Now I’ve got the dreaded four-bags-on-two-wheels situation, and a walk to American Airlines in the next terminal. My determination fizzled, but on I marched, bump dabump dabump. There were 500 people in line at American. That I could see. The serpentine lines wound to a balcony upstairs that was completely out of view. The Big Breakfast had not prepared me for that. I found a bench outdoors, under the blue Los Angeles sky (only slightly dinged by brown smog and cigarette puffers), and watched the tour buses drive past, headed for Disneyland.

Where else do I want to go? Hmmm, I haven’t been to Death Valley yet, or the Channel Islands.

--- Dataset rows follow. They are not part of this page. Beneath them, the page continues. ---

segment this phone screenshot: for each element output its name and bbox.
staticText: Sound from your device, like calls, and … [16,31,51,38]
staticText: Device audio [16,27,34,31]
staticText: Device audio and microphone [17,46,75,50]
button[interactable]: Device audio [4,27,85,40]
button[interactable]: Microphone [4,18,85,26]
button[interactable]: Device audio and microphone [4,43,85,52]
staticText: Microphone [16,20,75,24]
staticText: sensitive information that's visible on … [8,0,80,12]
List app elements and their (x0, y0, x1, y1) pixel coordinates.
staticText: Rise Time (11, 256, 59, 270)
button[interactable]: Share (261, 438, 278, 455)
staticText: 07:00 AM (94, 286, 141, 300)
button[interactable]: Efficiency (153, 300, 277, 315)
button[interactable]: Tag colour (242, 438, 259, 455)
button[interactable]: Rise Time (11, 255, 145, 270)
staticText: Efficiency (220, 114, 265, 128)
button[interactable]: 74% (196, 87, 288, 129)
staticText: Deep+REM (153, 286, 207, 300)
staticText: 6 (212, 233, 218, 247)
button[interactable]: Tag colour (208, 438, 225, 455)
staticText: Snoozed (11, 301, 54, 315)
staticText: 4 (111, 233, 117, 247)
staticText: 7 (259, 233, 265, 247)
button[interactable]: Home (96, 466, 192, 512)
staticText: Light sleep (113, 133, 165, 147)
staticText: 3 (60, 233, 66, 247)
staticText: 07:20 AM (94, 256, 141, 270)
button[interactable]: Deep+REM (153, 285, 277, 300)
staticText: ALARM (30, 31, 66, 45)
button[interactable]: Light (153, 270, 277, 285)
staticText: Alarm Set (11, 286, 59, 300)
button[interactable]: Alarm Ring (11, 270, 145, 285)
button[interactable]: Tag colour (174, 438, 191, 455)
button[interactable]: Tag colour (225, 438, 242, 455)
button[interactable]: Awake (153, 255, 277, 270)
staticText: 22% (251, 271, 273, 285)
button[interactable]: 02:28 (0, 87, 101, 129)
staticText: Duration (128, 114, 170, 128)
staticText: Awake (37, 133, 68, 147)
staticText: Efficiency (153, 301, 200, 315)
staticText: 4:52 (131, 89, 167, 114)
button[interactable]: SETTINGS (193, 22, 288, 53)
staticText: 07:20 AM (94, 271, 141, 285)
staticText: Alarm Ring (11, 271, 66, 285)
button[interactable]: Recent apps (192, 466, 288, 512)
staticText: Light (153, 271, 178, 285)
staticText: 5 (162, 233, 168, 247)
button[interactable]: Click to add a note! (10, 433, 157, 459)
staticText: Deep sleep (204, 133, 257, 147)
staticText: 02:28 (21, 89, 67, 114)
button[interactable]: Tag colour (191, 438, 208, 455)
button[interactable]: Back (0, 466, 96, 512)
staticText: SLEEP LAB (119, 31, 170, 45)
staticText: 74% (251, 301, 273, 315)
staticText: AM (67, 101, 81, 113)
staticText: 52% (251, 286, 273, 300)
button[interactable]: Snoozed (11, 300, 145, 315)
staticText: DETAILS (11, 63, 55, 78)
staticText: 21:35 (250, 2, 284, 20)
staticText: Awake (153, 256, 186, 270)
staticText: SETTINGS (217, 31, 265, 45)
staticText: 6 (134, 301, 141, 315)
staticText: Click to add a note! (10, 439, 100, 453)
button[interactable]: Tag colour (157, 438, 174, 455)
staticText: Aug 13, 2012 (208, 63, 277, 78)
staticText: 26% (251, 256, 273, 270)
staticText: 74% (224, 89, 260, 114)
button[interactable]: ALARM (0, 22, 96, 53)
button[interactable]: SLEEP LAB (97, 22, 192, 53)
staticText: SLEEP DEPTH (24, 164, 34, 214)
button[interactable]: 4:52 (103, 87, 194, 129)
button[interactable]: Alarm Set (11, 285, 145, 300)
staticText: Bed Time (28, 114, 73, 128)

How about Christmas in Santa Barbara? I’ve even got relatives there. Maybe I could rent a car and drive home, enjoying the beauty of the Pacific Coast . Rats, I remembered, it’s December and the passes are already getting bad in the Oregon mountains.

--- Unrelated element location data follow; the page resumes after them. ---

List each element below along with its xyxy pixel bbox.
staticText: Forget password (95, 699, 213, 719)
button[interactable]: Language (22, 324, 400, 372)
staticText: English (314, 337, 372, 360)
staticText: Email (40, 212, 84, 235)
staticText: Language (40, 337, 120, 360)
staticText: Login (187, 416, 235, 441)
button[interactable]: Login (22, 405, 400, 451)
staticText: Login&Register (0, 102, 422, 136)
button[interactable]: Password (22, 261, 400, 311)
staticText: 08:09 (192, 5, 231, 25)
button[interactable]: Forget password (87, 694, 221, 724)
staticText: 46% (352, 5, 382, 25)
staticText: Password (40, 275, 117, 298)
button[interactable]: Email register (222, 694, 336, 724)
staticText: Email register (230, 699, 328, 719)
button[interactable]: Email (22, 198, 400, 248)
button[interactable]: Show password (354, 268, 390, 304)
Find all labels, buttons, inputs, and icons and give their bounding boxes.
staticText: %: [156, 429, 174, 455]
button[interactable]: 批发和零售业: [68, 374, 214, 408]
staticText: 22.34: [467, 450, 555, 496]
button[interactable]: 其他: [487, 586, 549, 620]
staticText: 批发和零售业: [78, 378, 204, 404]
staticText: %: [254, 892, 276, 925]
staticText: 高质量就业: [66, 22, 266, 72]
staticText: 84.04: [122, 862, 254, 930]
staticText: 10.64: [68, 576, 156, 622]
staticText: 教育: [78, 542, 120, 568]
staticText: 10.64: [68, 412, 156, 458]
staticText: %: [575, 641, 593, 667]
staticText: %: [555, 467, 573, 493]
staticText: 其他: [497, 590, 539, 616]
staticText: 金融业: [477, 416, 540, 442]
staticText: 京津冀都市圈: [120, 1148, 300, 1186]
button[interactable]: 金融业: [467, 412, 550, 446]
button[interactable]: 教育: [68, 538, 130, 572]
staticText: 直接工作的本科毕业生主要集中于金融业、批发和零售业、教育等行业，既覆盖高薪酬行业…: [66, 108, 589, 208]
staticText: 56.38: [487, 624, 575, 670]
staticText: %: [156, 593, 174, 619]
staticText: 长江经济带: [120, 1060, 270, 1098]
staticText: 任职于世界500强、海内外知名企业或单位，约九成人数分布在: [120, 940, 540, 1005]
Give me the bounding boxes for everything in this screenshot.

I finally wrangled the luggage back inside, found the hotel phone bank, called for a shuttle, and trekked back outside to the Red Zone to wait for a ride.

This time they gave me a larger room, much nicer, for the same rate. Did they feel sorry for me? I was getting the bedraggled look, for sure. Although it was on the 4th floor, a palm tree brushed against the window. Down below, a back yard, a swing set, a barbecue. So peaceful, I thought. Suddenly three little doggies ran from the patio to the shrubbery, in a yipping chase. In the sky above, JAL was coming in for a landing. Three yippy dogs and an international flight path. Oh happy day. I kicked off my shoes and rubbed my blistered feet.

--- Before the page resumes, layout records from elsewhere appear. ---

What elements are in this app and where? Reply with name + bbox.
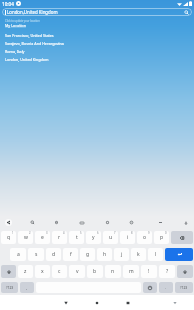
button[interactable]: k bbox=[131, 248, 146, 261]
button[interactable]: Roma, Italy bbox=[0, 47, 194, 55]
button[interactable]: Recent apps bbox=[120, 295, 136, 310]
button[interactable]: p bbox=[154, 231, 169, 244]
button[interactable]: Enter bbox=[165, 248, 193, 261]
staticText: My Location bbox=[5, 23, 26, 28]
staticText: t bbox=[76, 234, 78, 241]
button[interactable]: f bbox=[63, 248, 78, 261]
button[interactable]: a bbox=[10, 248, 26, 261]
button[interactable]: e bbox=[35, 231, 50, 244]
button[interactable]: Sticker bbox=[101, 216, 114, 229]
button[interactable]: Sarajevo, Bosnia And Herzegovina bbox=[0, 39, 194, 47]
staticText: i bbox=[127, 234, 129, 241]
staticText: j bbox=[121, 251, 123, 258]
staticText: 7 bbox=[114, 231, 116, 235]
button[interactable]: s bbox=[28, 248, 44, 261]
staticText: s bbox=[35, 251, 38, 258]
staticText: 0 bbox=[165, 231, 167, 235]
staticText: San Francisco, United States bbox=[5, 33, 54, 38]
button[interactable]: j bbox=[114, 248, 129, 261]
button[interactable]: GIF bbox=[75, 216, 88, 229]
staticText: , bbox=[26, 285, 28, 291]
staticText: 9 bbox=[148, 231, 150, 235]
button[interactable]: . bbox=[159, 282, 173, 293]
staticText: 4 bbox=[63, 231, 65, 235]
staticText: d bbox=[52, 251, 56, 258]
staticText: c bbox=[58, 268, 61, 275]
button[interactable]: c bbox=[52, 265, 67, 278]
button[interactable]: d bbox=[46, 248, 61, 261]
button[interactable]: q bbox=[1, 231, 16, 244]
staticText: 8 bbox=[131, 231, 133, 235]
staticText: a bbox=[17, 251, 20, 258]
staticText: k bbox=[137, 251, 140, 258]
staticText: q bbox=[7, 234, 11, 241]
button[interactable]: Clipboard bbox=[50, 216, 63, 229]
button[interactable]: b bbox=[87, 265, 103, 278]
button[interactable]: o bbox=[137, 231, 152, 244]
button[interactable]: London, United Kingdom bbox=[0, 55, 194, 63]
button[interactable]: v bbox=[69, 265, 85, 278]
staticText: Sarajevo, Bosnia And Herzegovina bbox=[5, 41, 64, 46]
button[interactable]: Shift bbox=[1, 265, 16, 278]
button[interactable]: Back bbox=[58, 295, 74, 310]
button[interactable]: More options bbox=[154, 216, 167, 229]
button[interactable]: z bbox=[18, 265, 33, 278]
button[interactable]: Emoji bbox=[143, 282, 157, 293]
button[interactable]: r bbox=[52, 231, 67, 244]
staticText: . bbox=[165, 285, 167, 291]
button[interactable]: m bbox=[123, 265, 139, 278]
button[interactable]: ? bbox=[159, 265, 175, 278]
button[interactable]: i bbox=[120, 231, 135, 244]
staticText: Roma, Italy bbox=[5, 49, 25, 54]
button[interactable]: t bbox=[69, 231, 84, 244]
button[interactable]: w bbox=[18, 231, 33, 244]
button[interactable]: Share bbox=[2, 216, 15, 229]
staticText: 3 bbox=[46, 231, 48, 235]
staticText: ! bbox=[148, 268, 150, 275]
staticText: r bbox=[58, 234, 61, 241]
button[interactable]: h bbox=[97, 248, 112, 261]
button[interactable]: ?123 bbox=[175, 282, 193, 293]
staticText: 6 bbox=[97, 231, 99, 235]
staticText: e bbox=[41, 234, 44, 241]
button[interactable]: Home bbox=[89, 295, 105, 310]
button[interactable]: u bbox=[103, 231, 118, 244]
button[interactable]: g bbox=[80, 248, 95, 261]
button[interactable]: Switch keyboard bbox=[167, 295, 183, 310]
staticText: l bbox=[155, 251, 157, 258]
button[interactable]: Search bbox=[26, 216, 39, 229]
button[interactable]: Voice input bbox=[179, 216, 192, 229]
button[interactable]: London,United Kingdom bbox=[2, 8, 192, 16]
button[interactable]: Emoji bbox=[125, 216, 138, 229]
staticText: y bbox=[92, 234, 95, 241]
staticText: ?123 bbox=[6, 285, 14, 290]
button[interactable]: l bbox=[148, 248, 163, 261]
staticText: 1 bbox=[12, 231, 14, 235]
other: Search bbox=[184, 10, 189, 15]
staticText: b bbox=[93, 268, 97, 275]
staticText: p bbox=[160, 234, 164, 241]
button[interactable]: Backspace bbox=[177, 265, 193, 278]
button[interactable]: ! bbox=[141, 265, 157, 278]
staticText: z bbox=[24, 268, 27, 275]
button[interactable]: x bbox=[35, 265, 50, 278]
button[interactable]: Click to update your location bbox=[0, 19, 194, 28]
staticText: u bbox=[109, 234, 113, 241]
button[interactable]: , bbox=[20, 282, 34, 293]
button[interactable]: ?123 bbox=[1, 282, 18, 293]
staticText: London,United Kingdom bbox=[7, 9, 58, 15]
button[interactable]: n bbox=[105, 265, 121, 278]
button[interactable]: Backspace bbox=[171, 231, 193, 244]
staticText: n bbox=[111, 268, 115, 275]
staticText: o bbox=[143, 234, 147, 241]
staticText: h bbox=[103, 251, 107, 258]
button[interactable]: San Francisco, United States bbox=[0, 31, 194, 39]
staticText: w bbox=[24, 234, 28, 241]
staticText: 5 bbox=[80, 231, 82, 235]
staticText: v bbox=[76, 268, 79, 275]
staticText: f bbox=[70, 251, 72, 258]
button[interactable]: y bbox=[86, 231, 101, 244]
staticText: ?123 bbox=[180, 285, 188, 290]
staticText: ? bbox=[166, 268, 169, 275]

A voice inside instructed: Don’t moan, get on the phone.

First, American Airlines. YES! YES! There is ONE SEAT left on the Santiago flight tomorrow! YES! She booked the flight, gave me the confirmation, and instructed me to call LAN Airlines so they would endorse the ticket.

Second, LAN Chile Airlines. “My name is Magdalena and I would like to help you,” in a beautiful, lilting accent. I told her the story. I asked her to endorse the ticket to American. “You are both a part of One World,” I said to her, hoping that would engender the spirit of cooperation. She asked for my ticket number. “I will read the regulations,” she promised. Soon she was back. “The ticket may be endorsed,” she said. “But they will have to do it at the counter tomorrow, I cannot do it by phone.” “Thank you, Magdalena! You have been so helpful!”

What a plan I have now! Three options! I can Standby for the 12:35 LAN flight. I can Standby for the 1:05 LAN flight. If I don’t make either of those, I can have them endorse the ticket and go to American for the 3 PM flight. Either way, I get to Santiago in time to join the tour, fly to Puerto Montt, and get to the ship in time.

My life is perfect. It is too late to call New York and give Par the news. I brush my teeth and head next door to Casa Gamino, ready for guacamole, ole.